Vente de médicaments en grande surface: Une bonne affaire pour les clients?
PROFESSIONS REGLEMENTEES•Pour baisser les prix des médicaments, l’Inspection des finances, dans son rapport remis à Arnaud Montebourg, envisagerait d’autoriser la vente des médicaments dans les grandes surfaces…Floriane Dumazert
«C’est à nouveau la chanson de la grande distribution qui fait son lobbying pour avoir des parts de marché». Ce lundi matin, Les Echos affirment que Bercy envisagerait d’autoriser la vente de certains médicaments en grande surface. Il n’en fallait pas plus pour que les professionnels se lèvent contre Arnaud Montebourg et sa réforme des professions réglementées. «Bercy sert les intérêts de la grande distribution, sans se soucier des patients ou des pharmaciens», poursuit Gilles Bonnefond, président de l’Union des Syndicats de Pharmaciens d’Officine (USPO).
Car si pour le ministère, cette libéralisation doit permettre une réduction des prix des médicaments, Gilles Bonnefond assure que les prix français sont déjà parmi les plus bas d’Europe. «Nos prix sont 50% plus faibles qu’en Allemagne, et 30% plus faibles qu’en Italie, qui a ouvert la vente des médicaments dans les grandes surfaces». De même, «nos marges sont très faibles et comme les pharmacies se font concurrence entre elles, les prix des médicaments ne cessent de baisser».

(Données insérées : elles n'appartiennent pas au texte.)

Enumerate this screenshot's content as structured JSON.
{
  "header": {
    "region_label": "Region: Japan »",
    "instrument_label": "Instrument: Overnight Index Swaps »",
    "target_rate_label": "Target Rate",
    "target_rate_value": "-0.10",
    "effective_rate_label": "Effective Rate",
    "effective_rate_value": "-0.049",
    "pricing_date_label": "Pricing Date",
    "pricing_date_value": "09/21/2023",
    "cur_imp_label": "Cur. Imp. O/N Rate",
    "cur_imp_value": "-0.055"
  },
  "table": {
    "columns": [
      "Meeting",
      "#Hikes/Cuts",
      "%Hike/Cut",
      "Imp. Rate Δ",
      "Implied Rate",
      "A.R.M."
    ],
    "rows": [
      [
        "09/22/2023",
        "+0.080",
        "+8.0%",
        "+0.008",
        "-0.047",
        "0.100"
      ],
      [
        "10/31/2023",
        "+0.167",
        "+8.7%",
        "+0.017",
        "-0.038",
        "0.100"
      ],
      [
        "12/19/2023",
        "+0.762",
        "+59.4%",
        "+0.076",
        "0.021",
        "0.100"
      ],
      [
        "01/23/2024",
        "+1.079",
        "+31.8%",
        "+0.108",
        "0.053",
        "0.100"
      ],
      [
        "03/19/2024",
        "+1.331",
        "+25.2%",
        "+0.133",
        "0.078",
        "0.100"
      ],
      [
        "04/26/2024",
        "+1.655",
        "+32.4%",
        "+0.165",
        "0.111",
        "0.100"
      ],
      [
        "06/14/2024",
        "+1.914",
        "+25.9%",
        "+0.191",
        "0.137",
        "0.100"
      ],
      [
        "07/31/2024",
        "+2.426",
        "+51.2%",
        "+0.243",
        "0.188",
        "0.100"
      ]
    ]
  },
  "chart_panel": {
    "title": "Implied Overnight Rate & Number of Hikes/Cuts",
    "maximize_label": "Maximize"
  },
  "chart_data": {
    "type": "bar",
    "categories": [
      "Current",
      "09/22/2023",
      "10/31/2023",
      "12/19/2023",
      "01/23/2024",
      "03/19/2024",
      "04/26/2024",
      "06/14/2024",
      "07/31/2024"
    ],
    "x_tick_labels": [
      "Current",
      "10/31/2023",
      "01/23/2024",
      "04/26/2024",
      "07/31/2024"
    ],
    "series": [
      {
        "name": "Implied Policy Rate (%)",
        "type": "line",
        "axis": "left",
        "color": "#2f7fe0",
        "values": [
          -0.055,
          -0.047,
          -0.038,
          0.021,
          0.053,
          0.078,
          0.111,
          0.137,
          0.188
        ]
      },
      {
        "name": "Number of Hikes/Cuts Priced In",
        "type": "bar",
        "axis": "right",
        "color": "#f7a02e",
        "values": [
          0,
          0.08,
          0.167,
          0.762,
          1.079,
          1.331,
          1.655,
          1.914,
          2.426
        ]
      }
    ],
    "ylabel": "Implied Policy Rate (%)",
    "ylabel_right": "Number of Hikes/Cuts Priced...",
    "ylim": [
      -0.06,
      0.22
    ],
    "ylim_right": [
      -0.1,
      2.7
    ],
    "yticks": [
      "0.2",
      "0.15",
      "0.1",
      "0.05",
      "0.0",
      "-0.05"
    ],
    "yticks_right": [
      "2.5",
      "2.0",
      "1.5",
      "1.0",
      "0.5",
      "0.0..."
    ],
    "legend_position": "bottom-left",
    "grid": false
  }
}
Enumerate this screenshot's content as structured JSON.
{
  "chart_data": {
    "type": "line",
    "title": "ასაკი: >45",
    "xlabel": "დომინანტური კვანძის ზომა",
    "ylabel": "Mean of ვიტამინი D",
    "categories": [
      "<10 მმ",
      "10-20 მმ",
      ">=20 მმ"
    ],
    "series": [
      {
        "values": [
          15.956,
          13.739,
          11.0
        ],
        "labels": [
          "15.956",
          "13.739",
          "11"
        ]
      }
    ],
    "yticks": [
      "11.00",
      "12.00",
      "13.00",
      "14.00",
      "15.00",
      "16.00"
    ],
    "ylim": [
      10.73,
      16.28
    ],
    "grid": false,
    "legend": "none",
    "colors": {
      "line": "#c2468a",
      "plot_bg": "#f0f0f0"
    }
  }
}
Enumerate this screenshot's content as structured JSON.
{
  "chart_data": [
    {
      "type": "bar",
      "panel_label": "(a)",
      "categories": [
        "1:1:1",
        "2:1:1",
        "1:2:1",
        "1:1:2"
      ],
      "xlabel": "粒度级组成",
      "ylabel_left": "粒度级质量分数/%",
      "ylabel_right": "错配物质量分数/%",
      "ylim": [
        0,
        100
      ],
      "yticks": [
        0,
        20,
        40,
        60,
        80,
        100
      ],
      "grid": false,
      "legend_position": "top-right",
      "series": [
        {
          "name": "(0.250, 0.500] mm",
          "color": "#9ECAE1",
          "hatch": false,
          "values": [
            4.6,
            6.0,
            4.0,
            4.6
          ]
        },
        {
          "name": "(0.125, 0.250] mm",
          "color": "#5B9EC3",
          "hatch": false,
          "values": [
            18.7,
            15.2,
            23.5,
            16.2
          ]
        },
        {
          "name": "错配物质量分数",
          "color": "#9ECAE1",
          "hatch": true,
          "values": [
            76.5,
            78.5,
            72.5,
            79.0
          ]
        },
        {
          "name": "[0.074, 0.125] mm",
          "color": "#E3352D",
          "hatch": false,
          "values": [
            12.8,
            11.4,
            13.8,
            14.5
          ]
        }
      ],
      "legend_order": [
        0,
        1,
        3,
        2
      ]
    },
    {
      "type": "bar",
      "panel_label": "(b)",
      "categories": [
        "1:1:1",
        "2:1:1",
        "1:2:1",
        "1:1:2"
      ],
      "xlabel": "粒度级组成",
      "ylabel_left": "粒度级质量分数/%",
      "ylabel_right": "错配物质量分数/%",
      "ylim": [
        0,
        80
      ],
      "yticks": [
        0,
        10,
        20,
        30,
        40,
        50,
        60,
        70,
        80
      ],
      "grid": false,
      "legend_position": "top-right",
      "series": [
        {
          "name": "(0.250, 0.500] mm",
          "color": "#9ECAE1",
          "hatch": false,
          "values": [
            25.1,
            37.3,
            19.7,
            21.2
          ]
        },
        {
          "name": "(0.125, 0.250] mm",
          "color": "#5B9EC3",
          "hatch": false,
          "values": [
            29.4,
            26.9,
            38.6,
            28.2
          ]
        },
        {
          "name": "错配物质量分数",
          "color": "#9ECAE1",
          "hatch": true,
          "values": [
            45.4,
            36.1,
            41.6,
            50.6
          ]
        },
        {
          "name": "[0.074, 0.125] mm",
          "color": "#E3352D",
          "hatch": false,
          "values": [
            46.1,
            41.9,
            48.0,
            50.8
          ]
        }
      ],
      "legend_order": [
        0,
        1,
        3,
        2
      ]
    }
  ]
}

Des médicaments «20 à 25 % moins chers» en grandes surfaces
«Pour faire des économies, il faut sûrement baisser les prix des médicaments, mais certainement pas les sortir des pharmacies», renchérit Michel Mallaret, responsable du centre de pharmacovigilance de Grenoble. Mais aussitôt informées de ce projet de Bercy, les grandes surfaces ont fait part de leur intérêt. A commencer par l’enseigne Leclerc.
Sur son blog, Michel-Edouard Leclerc a ainsi confirmé ce lundi qu’il pourrait vendre les médicaments «20 à 25% moins chers» que dans les pharmacies. Et cette évolution ne précipiterait pas leur perte. Au Portugal et en Italie, l’ouverture à la concurrence n’aurait, selon lui, entraîné ni disparition des pharmacies, ni surconsommation de médicaments. C’est pourtant bien ce que redoutent les spécialistes.
«Des risques non-négligeables à la banalisation des médicaments»
Même si Michel-Edouard Leclerc assure que la vente de médicaments dans un supermarché serait encadrée par un docteur en pharmacie, Michel Mallaret rappelle qu’il y a «des risques non-négligeables à la banalisation des médicaments». En plus de l’intoxication chronique, et du risque lié à «l’interaction avec d’autres médicaments», le spécialiste souligne qu’au Royaume-Uni, «le paracétamol est impliqué dans plusieurs cas de suicides». Alors, même si ce cas ne se retrouve que très rarement en France, Michel Mallaret assure que «le risque est accru si le médicament est facile d’accès».
Plus généralement, le spécialiste craint une hausse de la consommation de médicaments s’ils venaient à être disponibles dans les rayons des grandes surfaces. «L’objectif des grandes surfaces est de faire consommer plus», lance à son tour Gilles Bonnefond, avant de rappeler que «le médicament n’est pas un produit banal»: «Mal utilisé, c’est une catastrophe». Alors le président de l’USPO n’entend pas rester passif devant ces propositions. «On ne va pas se laisser donner des leçons de santé par un avocat», lâche-t-il. «Il faut avoir des compétences en santé pour intervenir sur ce dossier».
En décembre dernier, après les déclarations de l’Autorité de la concurrence, Marisol Touraine, ministre de la Santé, s’était opposée à la fin du monopole des pharmacies. Contacté par 20 Minutes, le ministère de la Santé a tenu à préciser que le rapport de l’Inspection des finances est «un document administratif qui n’engage pas le gouvernement». Il a par ailleurs indiqué que la ministre était «favorable à une modernisation des pratiques dans l’intérêt de la sécurité sociale et des patients» et rappelé ses deux priorités. En même temps que «limiter la consommation de médicaments en France», Marisol Touraine souhaite «encadrer les prix». Et de conclure: «Ces évolutions se feront dans le respect du principe du monopole officinal sur les médicaments (…) qui ne sont pas des biens de consommation comme les autres.» De quoi rassurer les pharmaciens.